News of the offensive comes as the as the top United Nations (UN) humanitarian official reported “grim statistics” about war in Syria, showing that some 220,000 people have been killed since the start of the conflict and 12.2 million others are in need of humanitarian assistance.
“The Army of Conquest, an alliance of Sunni Islamist militias that includes the al Qaeda affiliate Jabhat al-Nusra, announced the offensive via Twitter on Sunday,” reports VICE News.
According to a translation of the Sunni coalition’s statement by the Lebanese news website NOW, the group, which has already conquered much of Idlib province, pledged to “rain down a barrage of rockets and burning lava” on Assad’s native region, Qardaha, “so that Alawite villages can taste the evil that the Assad regime and Hezbollah’s hands have done.”
On Tuesday, the U.K.-based Syrian Observatory for Human Rights (SOHR) reported that the Sunni alliance has seized territory in the strategically important Sahl al-Ghab plain, an area located east of a mountain range that protects Qardaha and the Mediterranean coast from areas controlled by the rebels.
“Cities and villages along the coast are home to many Syrian Christians and members of Assad’s own sect, the Alawites, a Shiite group regarded as heretical by fundamentalist Sunnis,” notes VICE News. “These groups form the core of support for Assad’s regime, with many fearing persecution at the hands of the hard-line Sunni groups that now lead the resistance.”

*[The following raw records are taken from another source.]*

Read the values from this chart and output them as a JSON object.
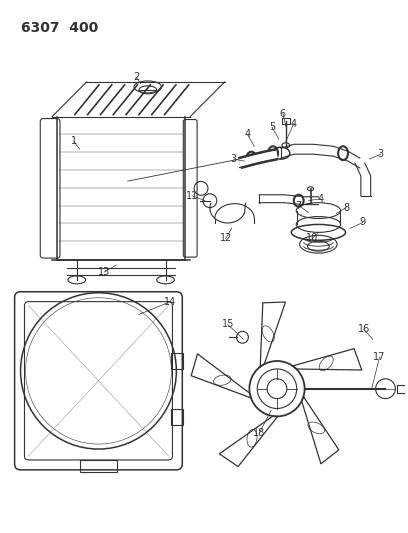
{
  "title": "6307  400",
  "background_color": "#ffffff",
  "fig_width": 4.08,
  "fig_height": 5.33,
  "dpi": 100,
  "line_color": "#333333",
  "label_fontsize": 7.0,
  "title_fontsize": 10.0
}
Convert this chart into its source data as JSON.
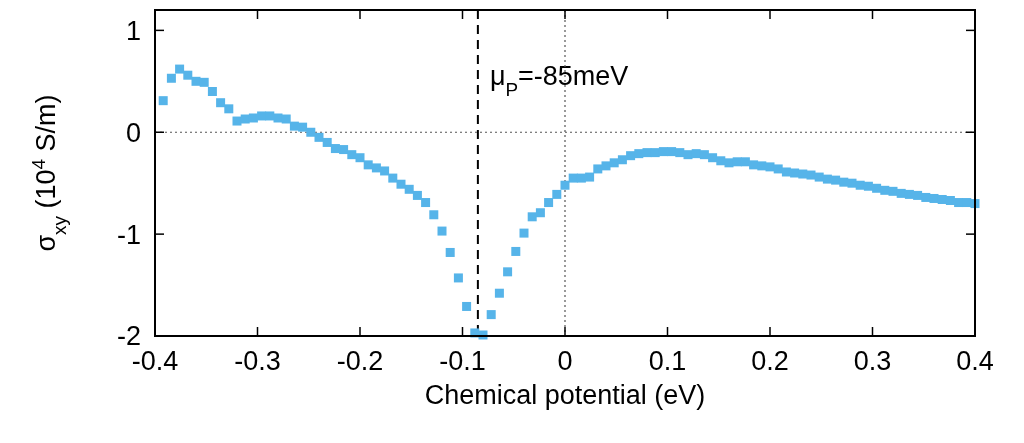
{
  "chart_data": {
    "type": "scatter",
    "xlabel": "Chemical potential (eV)",
    "ylabel": "σ$_{xy}$ (10$^{4}$ S/m)",
    "xlim": [
      -0.4,
      0.4
    ],
    "xticks": [
      -0.4,
      -0.3,
      -0.2,
      -0.1,
      0,
      0.1,
      0.2,
      0.3,
      0.4
    ],
    "ylim": [
      -2,
      1.2
    ],
    "yticks": [
      -2,
      -1,
      0,
      1
    ],
    "marker": "square",
    "grid": false,
    "ref_lines": [
      {
        "axis": "x",
        "value": -0.085,
        "label": "μ$_{P}$=-85meV",
        "color": "#000000",
        "line_style": "dashed"
      },
      {
        "axis": "y",
        "value": 0,
        "color": "#555555",
        "line_style": "dotted"
      },
      {
        "axis": "x",
        "value": 0,
        "color": "#555555",
        "line_style": "dotted"
      }
    ],
    "series": [
      {
        "color": "#56b4e9",
        "x": [
          -0.392,
          -0.384,
          -0.376,
          -0.368,
          -0.36,
          -0.352,
          -0.344,
          -0.336,
          -0.328,
          -0.32,
          -0.312,
          -0.304,
          -0.296,
          -0.288,
          -0.28,
          -0.272,
          -0.264,
          -0.256,
          -0.248,
          -0.24,
          -0.232,
          -0.224,
          -0.216,
          -0.208,
          -0.2,
          -0.192,
          -0.184,
          -0.176,
          -0.168,
          -0.16,
          -0.152,
          -0.144,
          -0.136,
          -0.128,
          -0.12,
          -0.112,
          -0.104,
          -0.096,
          -0.088,
          -0.08,
          -0.072,
          -0.064,
          -0.056,
          -0.048,
          -0.04,
          -0.032,
          -0.024,
          -0.016,
          -0.008,
          0,
          0.008,
          0.016,
          0.024,
          0.032,
          0.04,
          0.048,
          0.056,
          0.064,
          0.072,
          0.08,
          0.088,
          0.096,
          0.104,
          0.112,
          0.12,
          0.128,
          0.136,
          0.144,
          0.152,
          0.16,
          0.168,
          0.176,
          0.184,
          0.192,
          0.2,
          0.208,
          0.216,
          0.224,
          0.232,
          0.24,
          0.248,
          0.256,
          0.264,
          0.272,
          0.28,
          0.288,
          0.296,
          0.304,
          0.312,
          0.32,
          0.328,
          0.336,
          0.344,
          0.352,
          0.36,
          0.368,
          0.376,
          0.384,
          0.392,
          0.4
        ],
        "values": [
          0.31,
          0.53,
          0.62,
          0.56,
          0.5,
          0.49,
          0.4,
          0.29,
          0.23,
          0.11,
          0.13,
          0.14,
          0.16,
          0.16,
          0.14,
          0.13,
          0.06,
          0.05,
          0,
          -0.05,
          -0.1,
          -0.16,
          -0.17,
          -0.22,
          -0.25,
          -0.32,
          -0.35,
          -0.38,
          -0.45,
          -0.51,
          -0.56,
          -0.62,
          -0.69,
          -0.81,
          -0.97,
          -1.18,
          -1.43,
          -1.71,
          -1.97,
          -1.99,
          -1.79,
          -1.58,
          -1.37,
          -1.17,
          -0.99,
          -0.83,
          -0.79,
          -0.69,
          -0.61,
          -0.52,
          -0.45,
          -0.45,
          -0.44,
          -0.36,
          -0.33,
          -0.3,
          -0.27,
          -0.23,
          -0.21,
          -0.2,
          -0.2,
          -0.19,
          -0.19,
          -0.2,
          -0.22,
          -0.21,
          -0.22,
          -0.25,
          -0.28,
          -0.3,
          -0.29,
          -0.29,
          -0.32,
          -0.33,
          -0.34,
          -0.36,
          -0.39,
          -0.4,
          -0.41,
          -0.42,
          -0.44,
          -0.46,
          -0.47,
          -0.49,
          -0.5,
          -0.52,
          -0.53,
          -0.55,
          -0.57,
          -0.58,
          -0.6,
          -0.61,
          -0.62,
          -0.64,
          -0.65,
          -0.66,
          -0.67,
          -0.69,
          -0.69,
          -0.7
        ]
      }
    ]
  }
}
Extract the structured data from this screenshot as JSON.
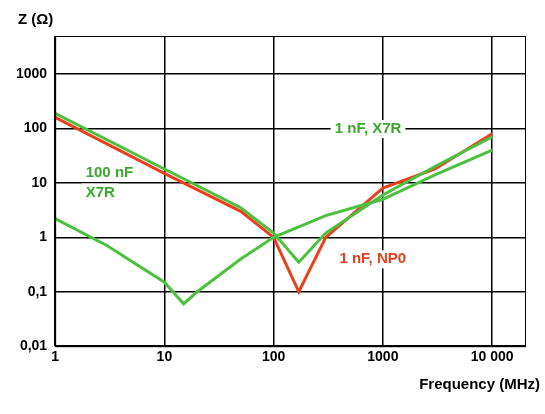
{
  "chart_data": {
    "type": "line",
    "x_label": "Frequency (MHz)",
    "y_label": "Z (Ω)",
    "log": true,
    "grid": true,
    "xlim": [
      1,
      20000
    ],
    "ylim": [
      0.01,
      5000
    ],
    "xticks": [
      1,
      10,
      100,
      1000,
      {
        "value": 10000,
        "label": "10 000"
      }
    ],
    "yticks": [
      {
        "value": 0.01,
        "label": "0,01"
      },
      {
        "value": 0.1,
        "label": "0,1"
      },
      1,
      10,
      100,
      1000
    ],
    "series": [
      {
        "name": "100 nF X7R",
        "color": "#4cc13f",
        "x": [
          1,
          3,
          10,
          15,
          20,
          50,
          100,
          300,
          1000,
          3000,
          10000
        ],
        "values": [
          2.2,
          0.7,
          0.15,
          0.06,
          0.1,
          0.4,
          1,
          2.5,
          5,
          14,
          40
        ]
      },
      {
        "name": "1 nF, X7R",
        "color": "#4cc13f",
        "x": [
          1,
          10,
          50,
          100,
          170,
          300,
          1000,
          3000,
          10000
        ],
        "values": [
          190,
          18,
          3.5,
          1.2,
          0.35,
          1.2,
          6,
          20,
          70
        ]
      },
      {
        "name": "1 nF, NP0",
        "color": "#e8401e",
        "x": [
          1,
          10,
          50,
          100,
          170,
          300,
          1000,
          3000,
          10000
        ],
        "values": [
          160,
          15,
          3,
          1,
          0.1,
          1,
          8,
          18,
          80
        ]
      }
    ]
  }
}
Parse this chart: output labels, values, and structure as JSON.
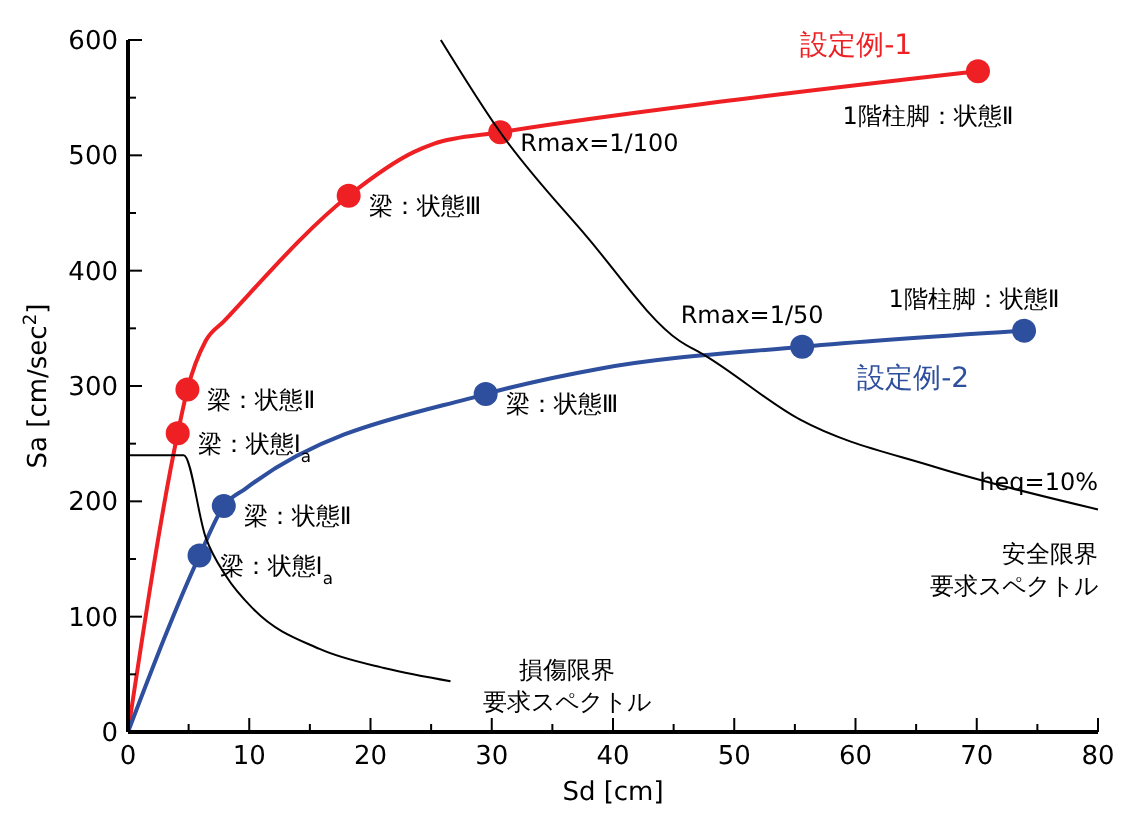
{
  "chart_data": {
    "type": "line",
    "xlabel": "Sd [cm]",
    "ylabel": "Sa [cm/sec$^{2}$]",
    "xlim": [
      0,
      80
    ],
    "ylim": [
      0,
      600
    ],
    "xticks": [
      0,
      {
        "value": 5,
        "label": null
      },
      10,
      {
        "value": 15,
        "label": null
      },
      20,
      {
        "value": 25,
        "label": null
      },
      30,
      {
        "value": 35,
        "label": null
      },
      40,
      {
        "value": 45,
        "label": null
      },
      50,
      {
        "value": 55,
        "label": null
      },
      60,
      {
        "value": 65,
        "label": null
      },
      70,
      {
        "value": 75,
        "label": null
      },
      80
    ],
    "yticks": [
      0,
      {
        "value": 50,
        "label": null
      },
      100,
      {
        "value": 150,
        "label": null
      },
      200,
      {
        "value": 250,
        "label": null
      },
      300,
      {
        "value": 350,
        "label": null
      },
      400,
      {
        "value": 450,
        "label": null
      },
      500,
      {
        "value": 550,
        "label": null
      },
      600
    ],
    "grid": false,
    "marker": "none",
    "line_style": "solid",
    "series": [
      {
        "name": "設定例-1",
        "color": "#ee2024",
        "x": [
          0,
          4.1,
          4.9,
          6.4,
          7.9,
          18.2,
          23.6,
          25.2,
          30.7,
          50,
          70.1
        ],
        "values": [
          0,
          259,
          297,
          339,
          356,
          465,
          503,
          510,
          520,
          548,
          573
        ]
      },
      {
        "name": "設定例-2",
        "color": "#2e4f9e",
        "x": [
          0,
          5.9,
          7.9,
          9.7,
          29.5,
          38.9,
          55.6,
          73.9
        ],
        "values": [
          0,
          153,
          196,
          211,
          293,
          315,
          334,
          348
        ]
      },
      {
        "type": "scatter",
        "marker": "circle",
        "color": "#ee2024",
        "x": [
          4.1,
          4.9,
          18.2,
          30.7,
          70.1
        ],
        "values": [
          259,
          297,
          465,
          520,
          573
        ]
      },
      {
        "type": "scatter",
        "marker": "circle",
        "color": "#2e4f9e",
        "x": [
          5.9,
          7.9,
          29.5,
          55.6,
          73.9
        ],
        "values": [
          153,
          196,
          293,
          334,
          348
        ]
      },
      {
        "color": "#000000",
        "x": [
          0,
          4.6,
          6.4,
          8.1,
          10.4,
          15.8,
          21.3,
          26.6
        ],
        "values": [
          240,
          240,
          169,
          135,
          106,
          72,
          55,
          44
        ]
      },
      {
        "color": "#000000",
        "x": [
          25.8,
          30.7,
          37.8,
          45.5,
          47.5,
          55.4,
          66.5,
          80
        ],
        "values": [
          600,
          520,
          430,
          339,
          327,
          271,
          230,
          193
        ]
      }
    ],
    "annotations": [
      {
        "text": "梁：状態Ⅱ",
        "x": 4.9,
        "y": 297
      },
      {
        "text": "梁：状態Ⅰ$_{a}$",
        "x": 4.1,
        "y": 259
      },
      {
        "text": "梁：状態Ⅲ",
        "x": 18.2,
        "y": 465
      },
      {
        "text": "Rmax=1/100",
        "x": 30.7,
        "y": 520
      },
      {
        "text": "1階柱脚：状態Ⅱ",
        "x": 70.1,
        "y": 573
      },
      {
        "text": "1階柱脚：状態Ⅱ",
        "x": 73.9,
        "y": 348
      },
      {
        "text": "Rmax=1/50",
        "x": 55.6,
        "y": 334
      },
      {
        "text": "梁：状態Ⅲ",
        "x": 29.5,
        "y": 293
      },
      {
        "text": "梁：状態Ⅱ",
        "x": 7.9,
        "y": 196
      },
      {
        "text": "梁：状態Ⅰ$_{a}$",
        "x": 5.9,
        "y": 153
      },
      {
        "text": "heq=10%",
        "x": 80,
        "y": 193
      },
      {
        "text": "安全限界要求スペクトル",
        "x": 80,
        "y": 193
      },
      {
        "text": "損傷限界要求スペクトル",
        "x": 26.6,
        "y": 44
      }
    ]
  }
}
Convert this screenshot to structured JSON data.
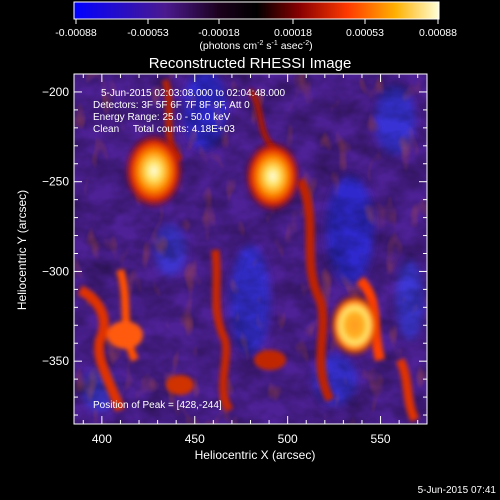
{
  "colorbar": {
    "ticks": [
      "-0.00088",
      "-0.00053",
      "-0.00018",
      "0.00018",
      "0.00053",
      "0.00088"
    ],
    "units_main": "(photons cm",
    "units_exp1": "-2",
    "units_mid": " s",
    "units_exp2": "-1",
    "units_end": " asec",
    "units_exp3": "-2",
    "units_close": ")"
  },
  "plot": {
    "title": "Reconstructed RHESSI Image",
    "xlabel": "Heliocentric X (arcsec)",
    "ylabel": "Heliocentric Y (arcsec)",
    "x_ticks": [
      400,
      450,
      500,
      550
    ],
    "y_ticks": [
      -200,
      -250,
      -300,
      -350
    ],
    "xlim": [
      385,
      575
    ],
    "ylim": [
      -385,
      -190
    ]
  },
  "annotation": {
    "time_range": "5-Jun-2015 02:03:08.000 to 02:04:48.000",
    "detectors": "Detectors: 3F 5F 6F 7F 8F 9F, Att 0",
    "energy": "Energy Range: 25.0 - 50.0 keV",
    "clean": "Clean     Total counts: 4.18E+03",
    "peak": "Position of Peak = [428,-244]"
  },
  "footer": {
    "timestamp": "5-Jun-2015 07:41"
  },
  "image_data": {
    "sources": [
      {
        "x": 428,
        "y": -244,
        "level": 1.0
      },
      {
        "x": 492,
        "y": -247,
        "level": 0.95
      },
      {
        "x": 536,
        "y": -330,
        "level": 0.85
      }
    ]
  }
}
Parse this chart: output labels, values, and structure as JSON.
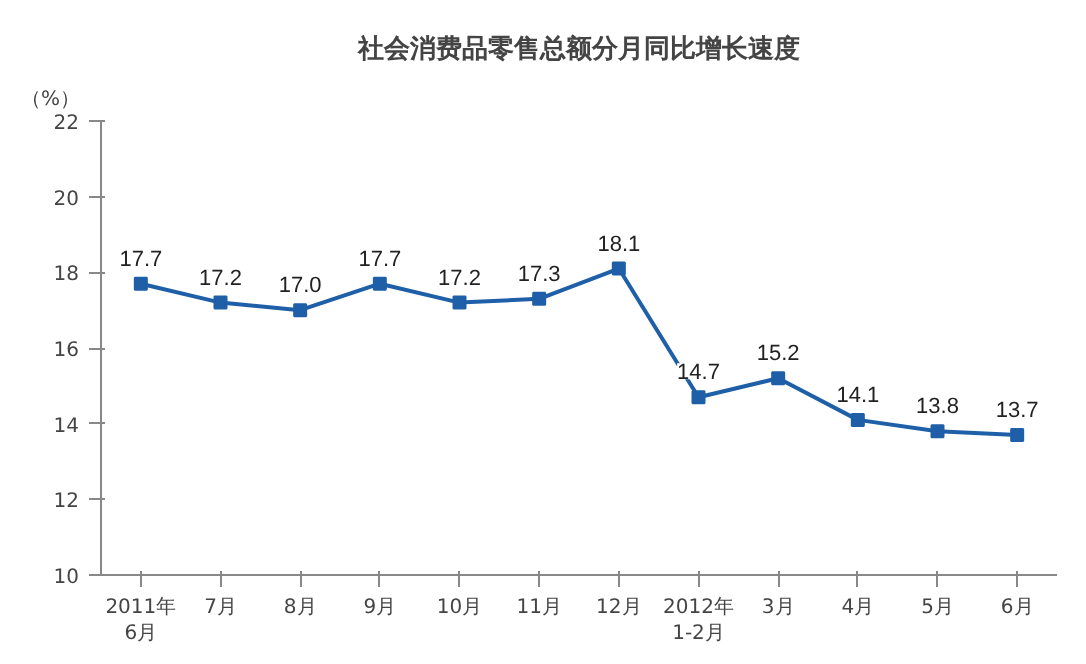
{
  "chart_data": {
    "type": "line",
    "title": "社会消费品零售总额分月同比增长速度",
    "ylabel": "（%）",
    "categories": [
      "2011年\n6月",
      "7月",
      "8月",
      "9月",
      "10月",
      "11月",
      "12月",
      "2012年\n1-2月",
      "3月",
      "4月",
      "5月",
      "6月"
    ],
    "series": [
      {
        "color": "#1f5fa8",
        "values": [
          17.7,
          17.2,
          17.0,
          17.7,
          17.2,
          17.3,
          18.1,
          14.7,
          15.2,
          14.1,
          13.8,
          13.7
        ]
      }
    ],
    "value_labels": [
      "17.7",
      "17.2",
      "17.0",
      "17.7",
      "17.2",
      "17.3",
      "18.1",
      "14.7",
      "15.2",
      "14.1",
      "13.8",
      "13.7"
    ],
    "ylim": [
      10,
      22
    ],
    "yticks": [
      10,
      12,
      14,
      16,
      18,
      20,
      22
    ],
    "grid": false,
    "marker": "square",
    "line_style": "solid"
  }
}
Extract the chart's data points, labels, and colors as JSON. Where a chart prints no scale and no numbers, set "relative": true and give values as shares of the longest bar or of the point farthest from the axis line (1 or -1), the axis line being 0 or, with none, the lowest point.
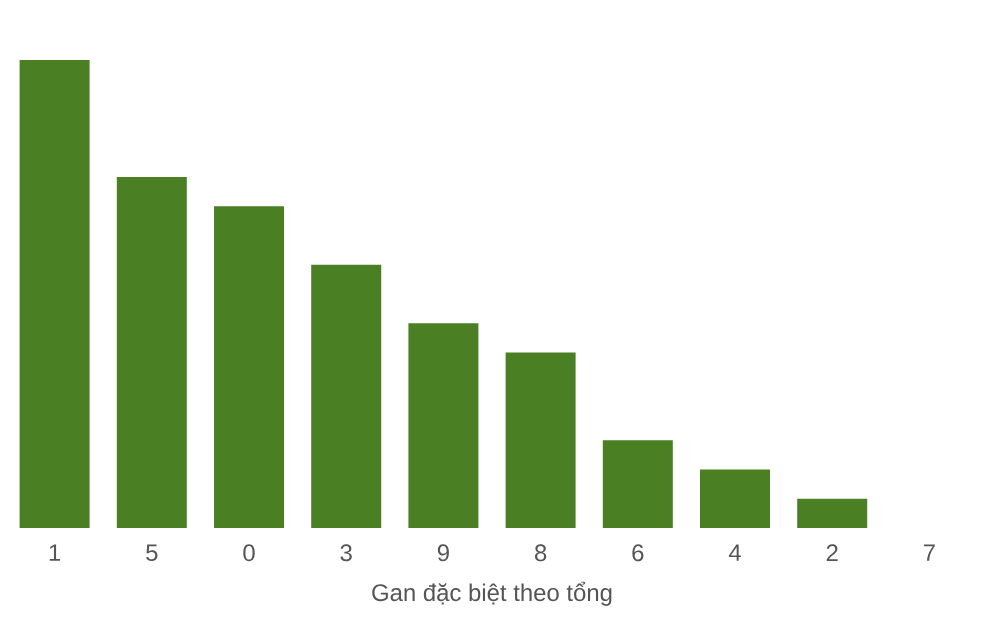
{
  "chart_data": {
    "type": "bar",
    "xlabel": "Gan đặc biệt theo tổng",
    "categories": [
      "1",
      "5",
      "0",
      "3",
      "9",
      "8",
      "6",
      "4",
      "2",
      "7"
    ],
    "values": [
      1,
      0.75,
      0.6875,
      0.5625,
      0.4375,
      0.375,
      0.1875,
      0.125,
      0.0625,
      0
    ],
    "color": "#4a7f23",
    "relative": true
  }
}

A Syrian military source told Reuters that the offensive is both large and widespread.
“The Army of Conquest claimed on Twitter that they now hold several villages on the plain and around the city of Jisr al-Shughour to the north, as well as a nearby power station,” reports VICE News.
SOHR reported that the fighting continues, noting that two Jabhat al-Nusra-linked suicide bombers have detonated themselves in the area.
“The rebels say that their drive toward the Alawite heartland is vengeance for the regime’s assault on the town of Zabadani, which sits between the capital of Damascus and the Lebanese border,” points out VICE News.
Syrian government forces have hit the town with barrel bombs over the last three weeks while their Hezbollah allies moved in with ground forces, leading to what Stephen O’Brien, the UN under-secretary general for coordination of humanitarian affairs, described as an “unprecedented level of destruction and deaths among civilians.”
On Tuesday, O’Brien addressed the UN Security Council, saying that more than one million have been displaced in 2015 alone, bringing the total number of people removed form their homes to more than eight million, with an additional four million living as refugees in neighboring countries.
“There are no humanitarian solutions to this crisis. Each day that passes without the parties upholding their most basic obligations to protect civilians, and the strong demands of this Council, only results in more lives lost; more people displaced; more people without access to basic services; and a generation of children who struggle to obtain an education or have any sense of a future for themselves,” declared O’Brian.
“Syria today,” he reportedly added, “is the most acute, unrelenting and shameful blot on the world’s humanitarian conscience.”